Les pertes d’illusions sur l’argent et le luxe parisien du deuxième volet sont sensibles
ici non dans l’esprit de Lucien, mais dans sa situation même. En effet, le mirage de la fortune
s’est bel et bien évanoui : « dépensa que deux francs pour sa nourriture » ; il ne possédait plus
que cent sous ». Un élément narratif particulier met en valeur la construction romanesque : le
rappel du chemin parcourut dans l’autre sens (de la province vers Paris) montre la circularité
qui consacre l’échec du personnage3 : « il reconnut Mansle, cette petite ville où, dix-huit mois
auparavant, il était allé attendre Mme de Bargeton, le cœur plein d'amour, d'espérance et de
joie. » Mansle agit comme un repère, signe de l’échec mais aussi rappelle de la première
illusion majeure, celle de l’amour. On notera dans cette phrase, l’expression finale « le cœur
plein d'amour, d'espérance et de joie » qui calque presque4 les trois vertus théologales de la
première épitre aux corinthiens.

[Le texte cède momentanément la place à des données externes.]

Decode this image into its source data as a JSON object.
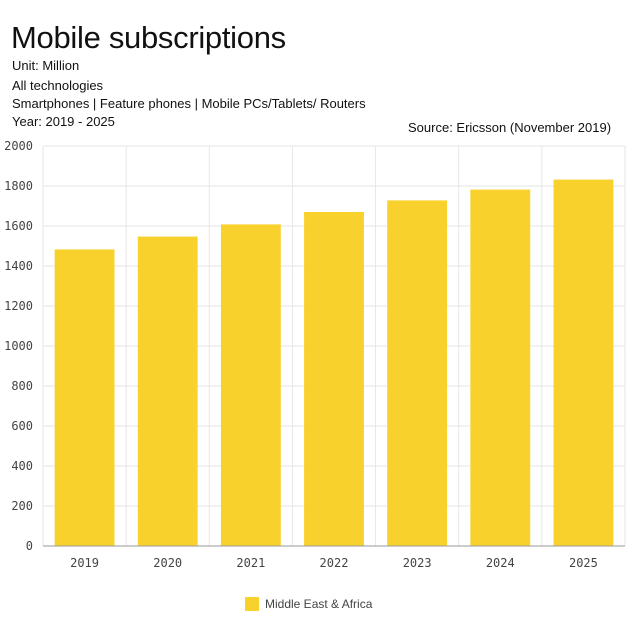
{
  "header": {
    "title": "Mobile subscriptions",
    "unit": "Unit: Million",
    "technologies": "All technologies",
    "devices": "Smartphones | Feature phones | Mobile PCs/Tablets/ Routers",
    "years": "Year: 2019 - 2025",
    "source": "Source: Ericsson (November 2019)"
  },
  "colors": {
    "bar": "#F9D12C",
    "grid": "#e6e6e6",
    "axis": "#999999",
    "tick_text": "#444444"
  },
  "chart_data": {
    "type": "bar",
    "title": "Mobile subscriptions",
    "xlabel": "",
    "ylabel": "",
    "categories": [
      "2019",
      "2020",
      "2021",
      "2022",
      "2023",
      "2024",
      "2025"
    ],
    "series": [
      {
        "name": "Middle East & Africa",
        "values": [
          1483,
          1547,
          1608,
          1670,
          1728,
          1782,
          1832
        ]
      }
    ],
    "ylim": [
      0,
      2000
    ],
    "yticks": [
      0,
      200,
      400,
      600,
      800,
      1000,
      1200,
      1400,
      1600,
      1800,
      2000
    ],
    "grid": true,
    "legend_position": "bottom-center"
  }
}
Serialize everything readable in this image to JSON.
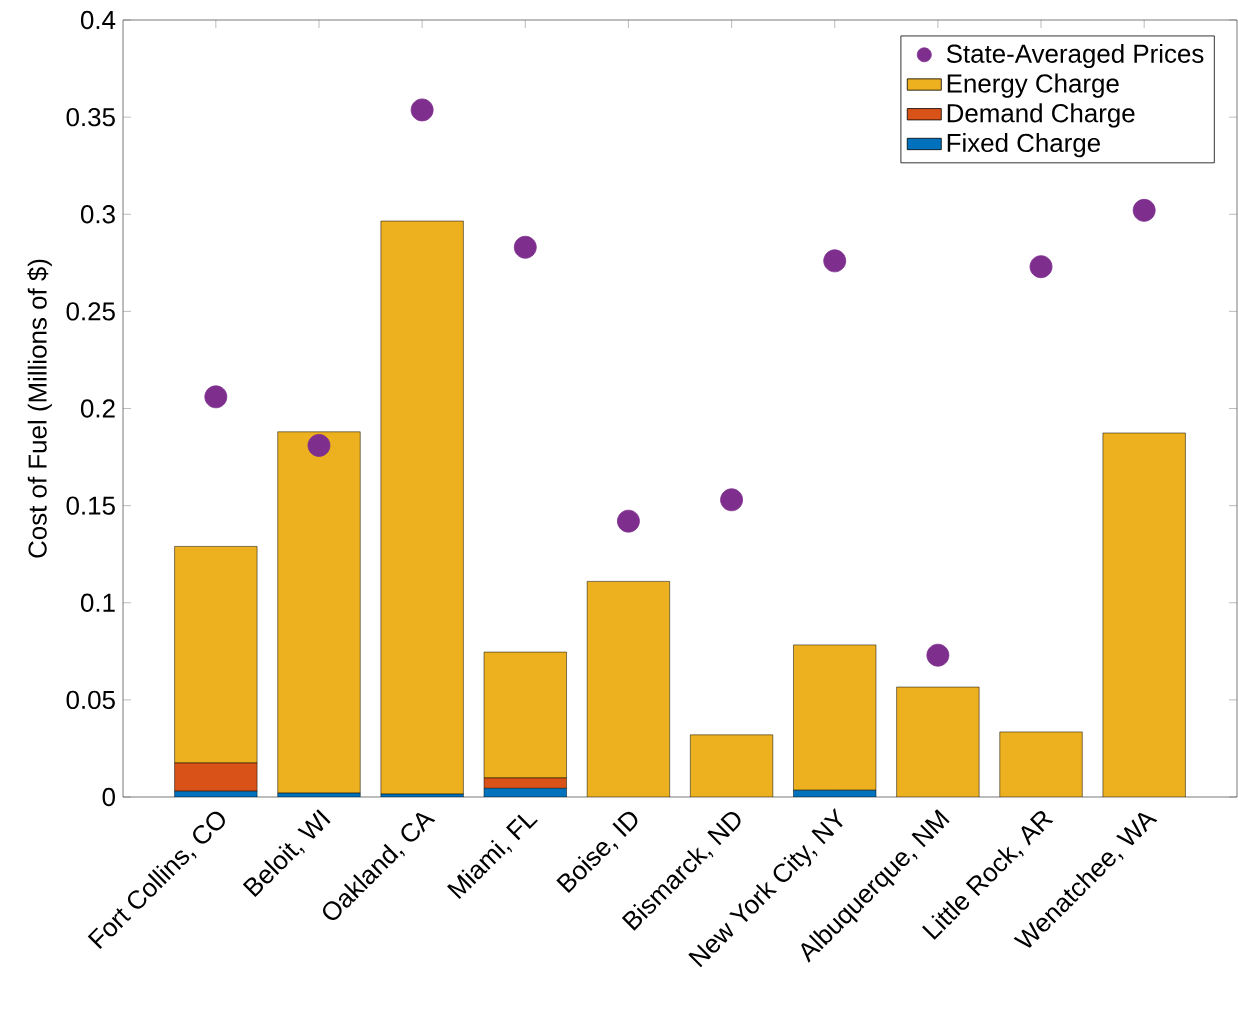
{
  "chart_data": {
    "type": "bar",
    "stacked": true,
    "ylabel": "Cost of Fuel (Millions of $)",
    "categories": [
      "Fort Collins, CO",
      "Beloit, WI",
      "Oakland, CA",
      "Miami, FL",
      "Boise, ID",
      "Bismarck, ND",
      "New York City, NY",
      "Albuquerque, NM",
      "Little Rock, AR",
      "Wenatchee, WA"
    ],
    "series": [
      {
        "name": "Fixed Charge",
        "color": "#0072bd",
        "values": [
          0.003,
          0.002,
          0.0015,
          0.0045,
          0,
          null,
          0.0035,
          0,
          0,
          0
        ]
      },
      {
        "name": "Demand Charge",
        "color": "#d95319",
        "values": [
          0.0145,
          0,
          0,
          0.0053,
          0,
          0,
          0,
          0,
          0,
          0
        ]
      },
      {
        "name": "Energy Charge",
        "color": "#edb120",
        "values": [
          0.1115,
          0.186,
          0.295,
          0.0648,
          0.111,
          0.032,
          0.0748,
          0.0566,
          0.0335,
          0.1874
        ]
      },
      {
        "name": "State-Averaged Prices",
        "type": "scatter",
        "color": "#7e2f8e",
        "marker": "circle",
        "values": [
          0.206,
          0.181,
          0.3537,
          0.283,
          0.142,
          0.153,
          0.276,
          0.073,
          0.273,
          0.302
        ]
      }
    ],
    "ylim": [
      0,
      0.4
    ],
    "yticks": [
      0,
      0.05,
      0.1,
      0.15,
      0.2,
      0.25,
      0.3,
      0.35,
      0.4
    ],
    "legend": "top right"
  }
}
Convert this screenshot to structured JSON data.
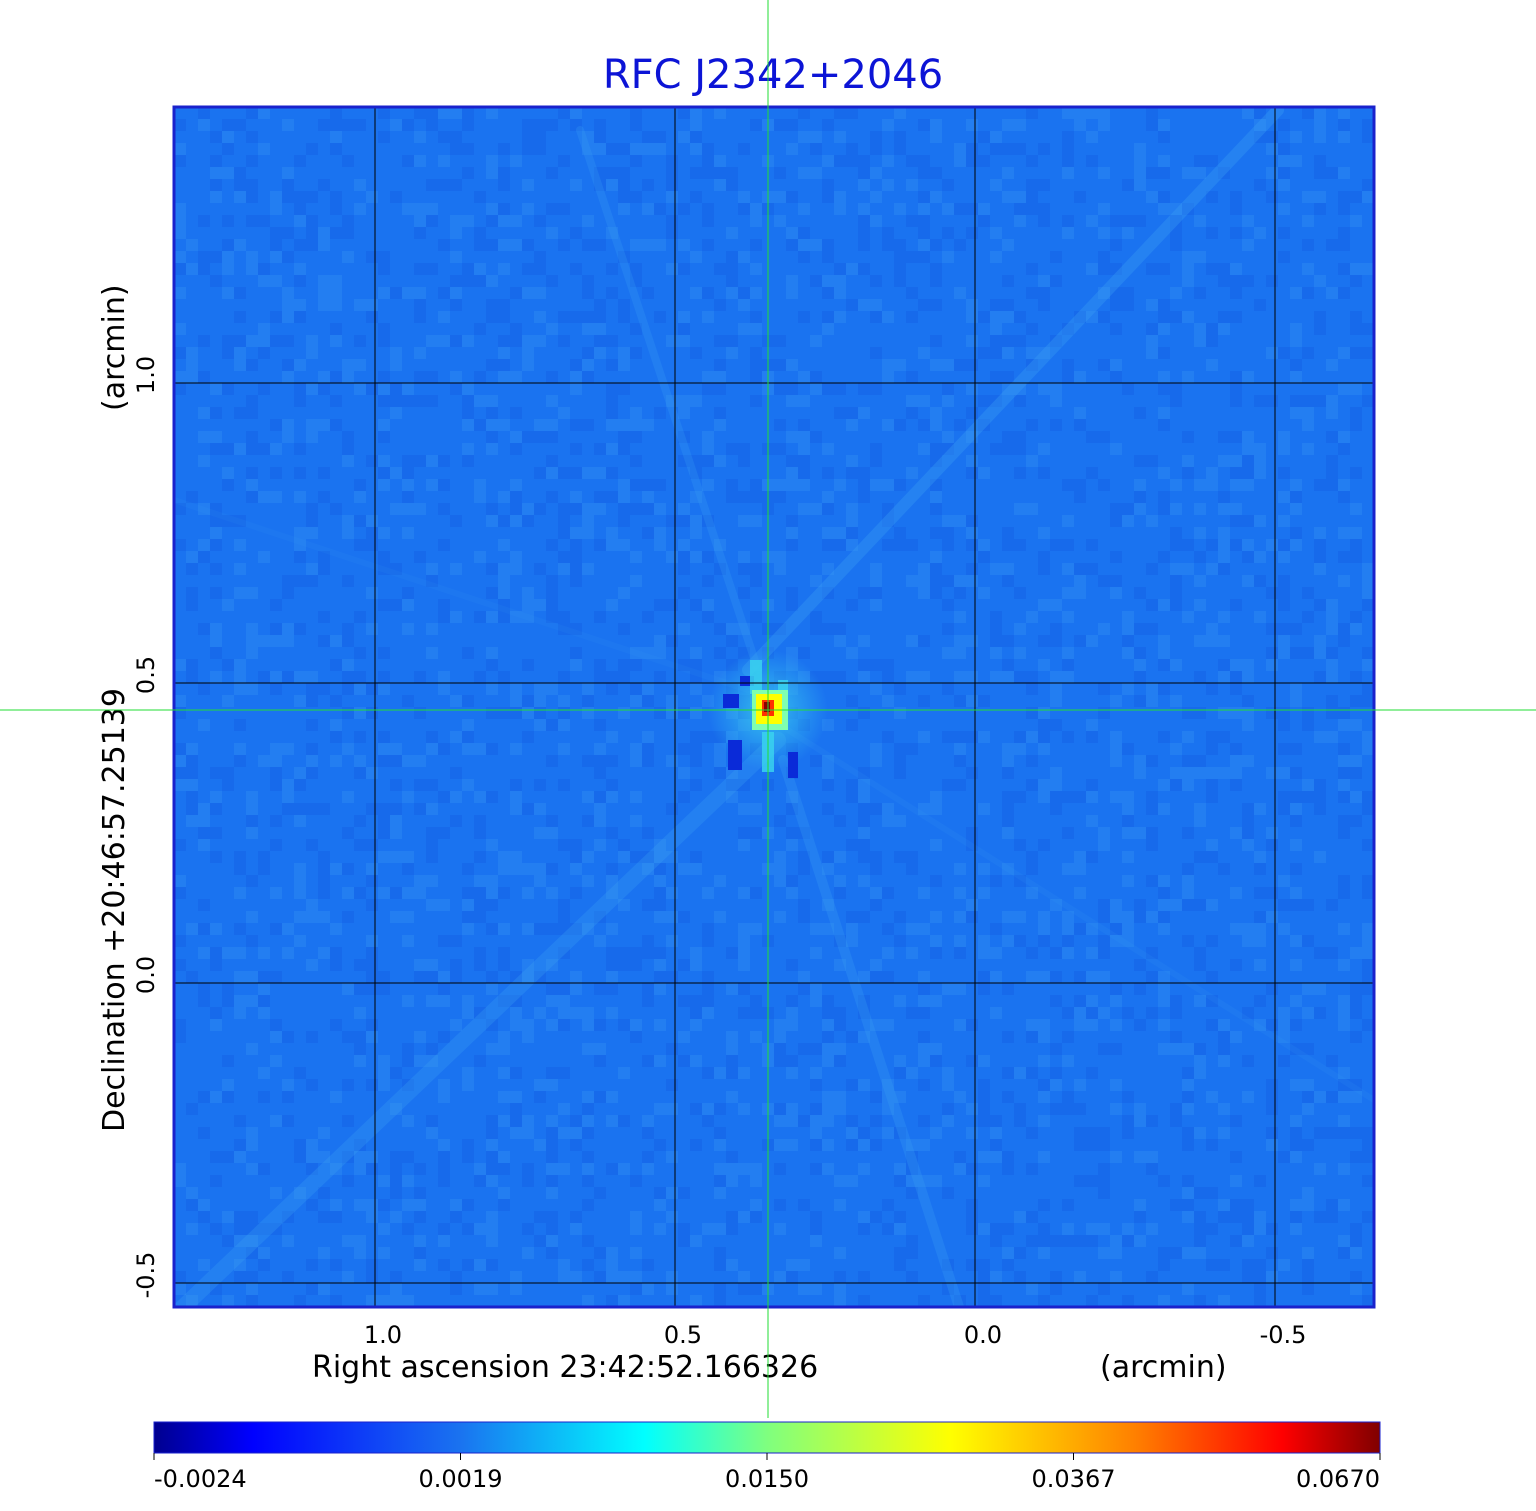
{
  "chart_data": {
    "type": "heatmap",
    "title": "RFC J2342+2046",
    "xlabel": "Right ascension  23:42:52.166326",
    "x_unit": "(arcmin)",
    "ylabel": "Declination  +20:46:57.25139",
    "y_unit": "(arcmin)",
    "x_ticks": [
      1.0,
      0.5,
      0.0,
      -0.5
    ],
    "x_tick_labels": [
      "1.0",
      "0.5",
      "0.0",
      "-0.5"
    ],
    "y_ticks": [
      1.0,
      0.5,
      0.0,
      -0.5
    ],
    "y_tick_labels": [
      "1.0",
      "0.5",
      "0.0",
      "-0.5"
    ],
    "xlim": [
      1.335,
      -0.665
    ],
    "ylim": [
      -0.54,
      1.46
    ],
    "grid": true,
    "crosshair": {
      "x": 0.345,
      "y": 0.455
    },
    "peak": {
      "x": 0.345,
      "y": 0.455,
      "value": 0.067
    },
    "colorbar": {
      "tick_labels": [
        "-0.0024",
        "0.0019",
        "0.0150",
        "0.0367",
        "0.0670"
      ],
      "colors": [
        "#00008f",
        "#0000ff",
        "#00ffff",
        "#ffff00",
        "#ff0000",
        "#800000"
      ]
    },
    "colors": {
      "title": "#0c14d6",
      "frame": "#1a22cc",
      "background_field": "#1a73f0",
      "grid": "#000000",
      "crosshair": "#22dd33"
    }
  }
}
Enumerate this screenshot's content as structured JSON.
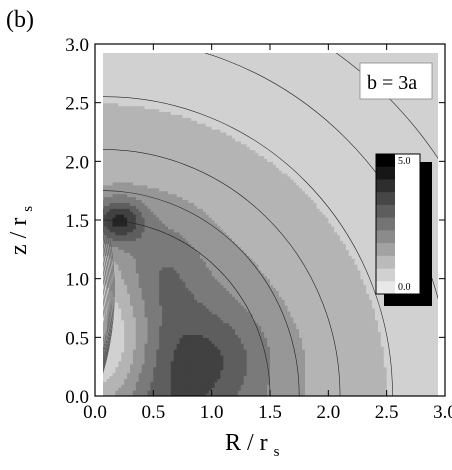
{
  "panel_label": "(b)",
  "annotation": "b = 3a",
  "chart_data": {
    "type": "heatmap",
    "subtype": "filled-contour",
    "xlabel": "R / r",
    "xlabel_sub": "s",
    "ylabel": "z / r",
    "ylabel_sub": "s",
    "xlim": [
      0.0,
      3.0
    ],
    "ylim": [
      0.0,
      3.0
    ],
    "xticks": [
      "0.0",
      "0.5",
      "1.0",
      "1.5",
      "2.0",
      "2.5",
      "3.0"
    ],
    "yticks": [
      "0.0",
      "0.5",
      "1.0",
      "1.5",
      "2.0",
      "2.5",
      "3.0"
    ],
    "colorbar": {
      "min": 0.0,
      "max": 5.0,
      "min_label": "0.0",
      "max_label": "5.0"
    },
    "features": {
      "peak": {
        "R": 0.2,
        "z": 1.5
      },
      "low_region": {
        "R_max": 0.6,
        "z_max": 1.2
      }
    },
    "grayscale": {
      "low": "#ffffff",
      "high": "#000000"
    },
    "grid": false
  }
}
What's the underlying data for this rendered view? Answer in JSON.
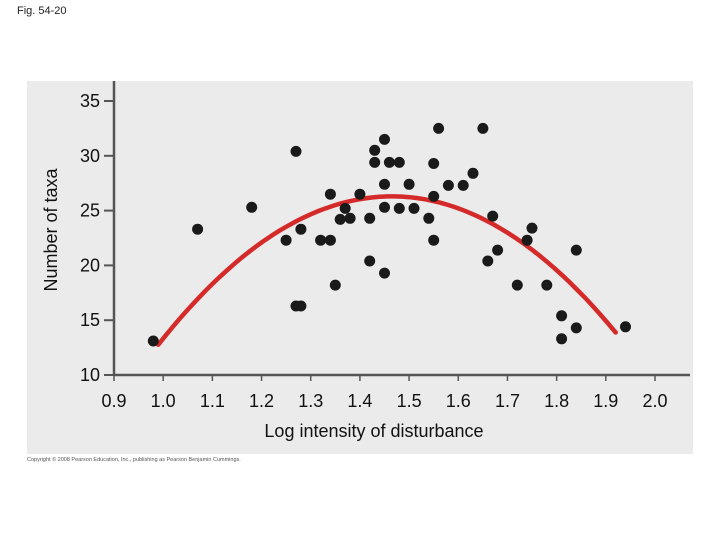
{
  "figure": {
    "label": "Fig. 54-20",
    "copyright": "Copyright © 2008 Pearson Education, Inc., publishing as Pearson Benjamin Cummings."
  },
  "chart_data": {
    "type": "scatter",
    "title": "",
    "xlabel": "Log intensity of disturbance",
    "ylabel": "Number of taxa",
    "xlim": [
      0.9,
      2.0
    ],
    "ylim": [
      10,
      35
    ],
    "xticks": [
      "0.9",
      "1.0",
      "1.1",
      "1.2",
      "1.3",
      "1.4",
      "1.5",
      "1.6",
      "1.7",
      "1.8",
      "1.9",
      "2.0"
    ],
    "yticks": [
      "35",
      "30",
      "25",
      "20",
      "15",
      "10"
    ],
    "grid": false,
    "legend": "none",
    "colors": {
      "points": "#1a1a1a",
      "curve": "#d42a2a",
      "background": "#ebebeb",
      "axis": "#555555"
    },
    "points": [
      [
        0.98,
        13.1
      ],
      [
        1.07,
        23.3
      ],
      [
        1.18,
        25.3
      ],
      [
        1.25,
        22.3
      ],
      [
        1.27,
        30.4
      ],
      [
        1.27,
        16.3
      ],
      [
        1.28,
        16.3
      ],
      [
        1.28,
        23.3
      ],
      [
        1.32,
        22.3
      ],
      [
        1.34,
        22.3
      ],
      [
        1.34,
        26.5
      ],
      [
        1.35,
        18.2
      ],
      [
        1.36,
        24.2
      ],
      [
        1.37,
        25.2
      ],
      [
        1.38,
        24.3
      ],
      [
        1.4,
        26.5
      ],
      [
        1.42,
        20.4
      ],
      [
        1.42,
        24.3
      ],
      [
        1.43,
        29.4
      ],
      [
        1.43,
        30.5
      ],
      [
        1.45,
        31.5
      ],
      [
        1.45,
        27.4
      ],
      [
        1.45,
        25.3
      ],
      [
        1.45,
        19.3
      ],
      [
        1.46,
        29.4
      ],
      [
        1.48,
        29.4
      ],
      [
        1.48,
        25.2
      ],
      [
        1.5,
        27.4
      ],
      [
        1.51,
        25.2
      ],
      [
        1.54,
        24.3
      ],
      [
        1.55,
        29.3
      ],
      [
        1.55,
        26.3
      ],
      [
        1.55,
        22.3
      ],
      [
        1.56,
        32.5
      ],
      [
        1.58,
        27.3
      ],
      [
        1.61,
        27.3
      ],
      [
        1.63,
        28.4
      ],
      [
        1.65,
        32.5
      ],
      [
        1.66,
        20.4
      ],
      [
        1.67,
        24.5
      ],
      [
        1.68,
        21.4
      ],
      [
        1.72,
        18.2
      ],
      [
        1.74,
        22.3
      ],
      [
        1.75,
        23.4
      ],
      [
        1.78,
        18.2
      ],
      [
        1.81,
        15.4
      ],
      [
        1.81,
        13.3
      ],
      [
        1.84,
        14.3
      ],
      [
        1.84,
        21.4
      ],
      [
        1.94,
        14.4
      ]
    ],
    "fit_curve": {
      "type": "quadratic",
      "vertex_x": 1.465,
      "vertex_y": 26.3,
      "coefficient": -60,
      "x_range": [
        0.99,
        1.92
      ]
    }
  }
}
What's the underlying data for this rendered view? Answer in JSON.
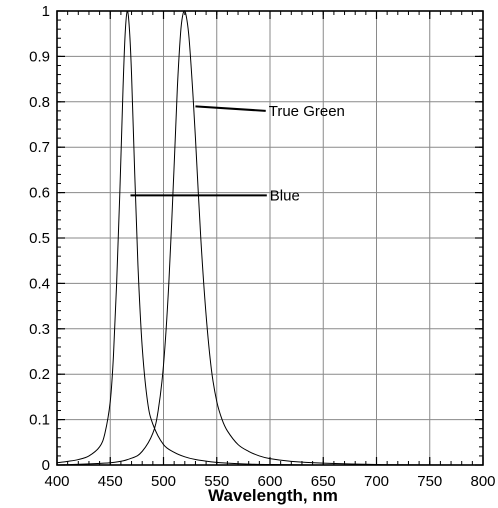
{
  "chart_data": {
    "type": "line",
    "title": "",
    "xlabel": "Wavelength, nm",
    "ylabel": "",
    "xlim": [
      400,
      800
    ],
    "ylim": [
      0,
      1
    ],
    "x_ticks": [
      400,
      450,
      500,
      550,
      600,
      650,
      700,
      750,
      800
    ],
    "y_ticks": [
      0,
      0.1,
      0.2,
      0.3,
      0.4,
      0.5,
      0.6,
      0.7,
      0.8,
      0.9,
      1
    ],
    "x_tick_labels": [
      "400",
      "450",
      "500",
      "550",
      "600",
      "650",
      "700",
      "750",
      "800"
    ],
    "y_tick_labels": [
      "0",
      "0.1",
      "0.2",
      "0.3",
      "0.4",
      "0.5",
      "0.6",
      "0.7",
      "0.8",
      "0.9",
      "1"
    ],
    "grid": true,
    "series": [
      {
        "name": "Blue",
        "x": [
          400,
          410,
          420,
          430,
          440,
          445,
          450,
          453,
          456,
          459,
          462,
          464,
          466,
          468,
          470,
          473,
          476,
          480,
          485,
          490,
          500,
          510,
          520,
          530,
          545,
          560,
          580,
          600,
          650,
          700,
          800
        ],
        "y": [
          0.005,
          0.008,
          0.012,
          0.02,
          0.04,
          0.07,
          0.14,
          0.24,
          0.4,
          0.6,
          0.83,
          0.95,
          1.0,
          0.96,
          0.86,
          0.64,
          0.44,
          0.26,
          0.14,
          0.09,
          0.045,
          0.028,
          0.018,
          0.012,
          0.007,
          0.004,
          0.002,
          0.001,
          0.0,
          0.0,
          0.0
        ]
      },
      {
        "name": "True Green",
        "x": [
          400,
          450,
          470,
          480,
          490,
          495,
          500,
          505,
          510,
          513,
          516,
          518,
          520,
          522,
          524,
          527,
          530,
          535,
          540,
          545,
          550,
          555,
          560,
          570,
          580,
          590,
          600,
          620,
          650,
          700,
          800
        ],
        "y": [
          0.0,
          0.005,
          0.015,
          0.03,
          0.07,
          0.12,
          0.22,
          0.4,
          0.66,
          0.83,
          0.95,
          0.99,
          1.0,
          0.98,
          0.94,
          0.84,
          0.72,
          0.5,
          0.33,
          0.21,
          0.14,
          0.1,
          0.075,
          0.045,
          0.03,
          0.02,
          0.014,
          0.008,
          0.004,
          0.001,
          0.0
        ]
      }
    ],
    "annotations": [
      {
        "text": "True Green",
        "from": [
          530,
          0.79
        ],
        "to": [
          596,
          0.78
        ]
      },
      {
        "text": "Blue",
        "from": [
          469,
          0.594
        ],
        "to": [
          597,
          0.594
        ]
      }
    ]
  }
}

Saint Paul y invoque la nécessité d’amour, d’espérance et de
foi; et c’est bien de foi au sens large qu’il manque à Lucien - foi en Dieu sans doute, mais
d’abord foi en lui-même, telle qu’en manifestera David dans l’adversité : quand tout
s’opposera et semblera lui indiquer l’échec de son invention, David continuera à chercher et
finira par trouver. Jamais Lucien, face à la difficulté n’agira de la sorte, préférant la vie de
luxe à celle de besogne lente et si peu romanesque que choisira son ami.
3
On notera que pour Mme de Bargeton, le retour à Angoulême ne tient pas de l’échec. Elle aura, au final montré
une capacité d’adaptation à Paris bien supérieure à Lucien, sachant revenir en province rehaussée par un mari
influent. Elle s’avère personnage moderne, aristocrate acceptant de se marier avec un roturier puissant, dont elle
sait qu’il symbolise et réalise la réussite plus que la petite noblesse provinciale.
4
Le calque est remarquable - la différence ne se situant qu’à un son près : joie/ foi.